Since last summer shortly after the vote, Faust said he hasn’t heard much from constituents about his support for same-sex marriage. But he’s still expecting to get some flak for his vote on the campaign trail.

“It’s going to be an issue,” he said. “How much of an issue it is, we don’t know.”

State Rep. David FitzSimmons, R-Albertville, is at risk of losing his party endorsement over the issue. His district voted to ban same-sex marriage in 2012. But FitzSimmons ultimately voted to legalize it last year after his amendment to protect religious institutions that oppose same sex marriage was added to the bill.

FitzSimmons points out that he gave nearly all the money he raised, including $4,250 from Gill Action donors, to Republican campaign committees.

He also rejected a $1,000 check from the MN United PAC last year.

So did state Rep. Paul Marquart, DFL-Dilworth. He said he didn’t want the MN United PAC money because his decision to vote for legalization was a personal one.

“I didn’t want anyone to think for a minute that I did that for money or for some group,” Marquart said.

Staying flexible

While Carlbom is among those advising Gill Action on where their donors’ money is best spent, he’s also raising and spending cash on behalf of at least 14 legislators who supported same-sex marriage and Democratic Gov. Mark Dayton.
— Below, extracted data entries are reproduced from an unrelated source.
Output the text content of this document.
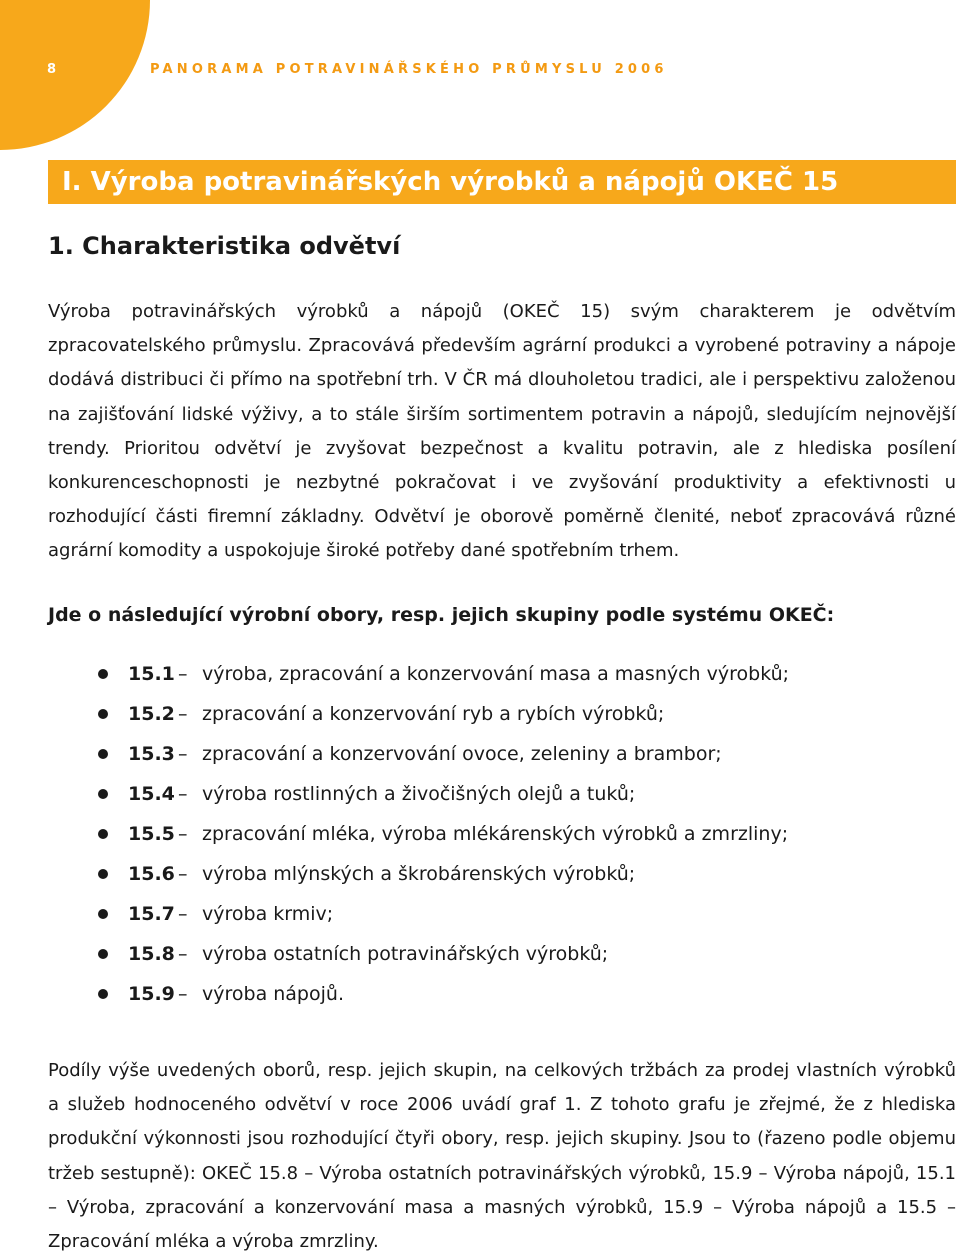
8	PANORAMA POTRAVINÁŘSKÉHO PRŮMYSLU 2006
I. Výroba potravinářských výrobků a nápojů OKEČ 15
1. Charakteristika odvětví

Výroba potravinářských výrobků a nápojů (OKEČ 15) svým charakterem je odvětvím zpracovatelského průmyslu. Zpracovává především agrární produkci a vyrobené potraviny a nápoje dodává distribuci či přímo na spotřební trh. V ČR má dlouholetou tradici, ale i perspektivu založenou na zajišťování lidské výživy, a to stále širším sortimentem potravin a nápojů, sledujícím nejnovější trendy. Prioritou odvětví je zvyšovat bezpečnost a kvalitu potravin, ale z hlediska posílení konkurenceschopnosti je nezbytné pokračovat i ve zvyšování produktivity a efektivnosti u rozhodující části firemní základny. Odvětví je oborově poměrně členité, neboť zpracovává různé agrární komodity a uspokojuje široké potřeby dané spotřebním trhem.

Jde o následující výrobní obory, resp. jejich skupiny podle systému OKEČ:
15.1 – výroba, zpracování a konzervování masa a masných výrobků;
15.2 – zpracování a konzervování ryb a rybích výrobků;
15.3 – zpracování a konzervování ovoce, zeleniny a brambor;
15.4 – výroba rostlinných a živočišných olejů a tuků;
15.5 – zpracování mléka, výroba mlékárenských výrobků a zmrzliny;
15.6 – výroba mlýnských a škrobárenských výrobků;
15.7 – výroba krmiv;
15.8 – výroba ostatních potravinářských výrobků;
15.9 – výroba nápojů.

Podíly výše uvedených oborů, resp. jejich skupin, na celkových tržbách za prodej vlastních výrobků a služeb hodnoceného odvětví v roce 2006 uvádí graf 1. Z tohoto grafu je zřejmé, že z hlediska produkční výkonnosti jsou rozhodující čtyři obory, resp. jejich skupiny. Jsou to (řazeno podle objemu tržeb sestupně): OKEČ 15.8 – Výroba ostatních potravinářských výrobků, 15.9 – Výroba nápojů, 15.1 – Výroba, zpracování a konzervování masa a masných výrobků, 15.9 – Výroba nápojů a 15.5 – Zpracování mléka a výroba zmrzliny.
The MN United PAC has a vast pool of donors that support same-sex marriage in Minnesota and outside the state. The group brought in about $454,000 last year and gave about $25,000 to candidate committees, including $4,000 to Dayton’s re-election campaign.

Carlbom said his group won’t buy major television ads this year as it did in 2012, and that he’s more focused on keeping members of the group’s statewide volunteer network engaged and enthusiastic, so they can serve as boots on the ground in critical legislative districts.

As for a messaging strategy, Carlbom said one hasn’t been formulated yet.

“We’re ensuring ourselves the maximum amount of flexibility,” he said.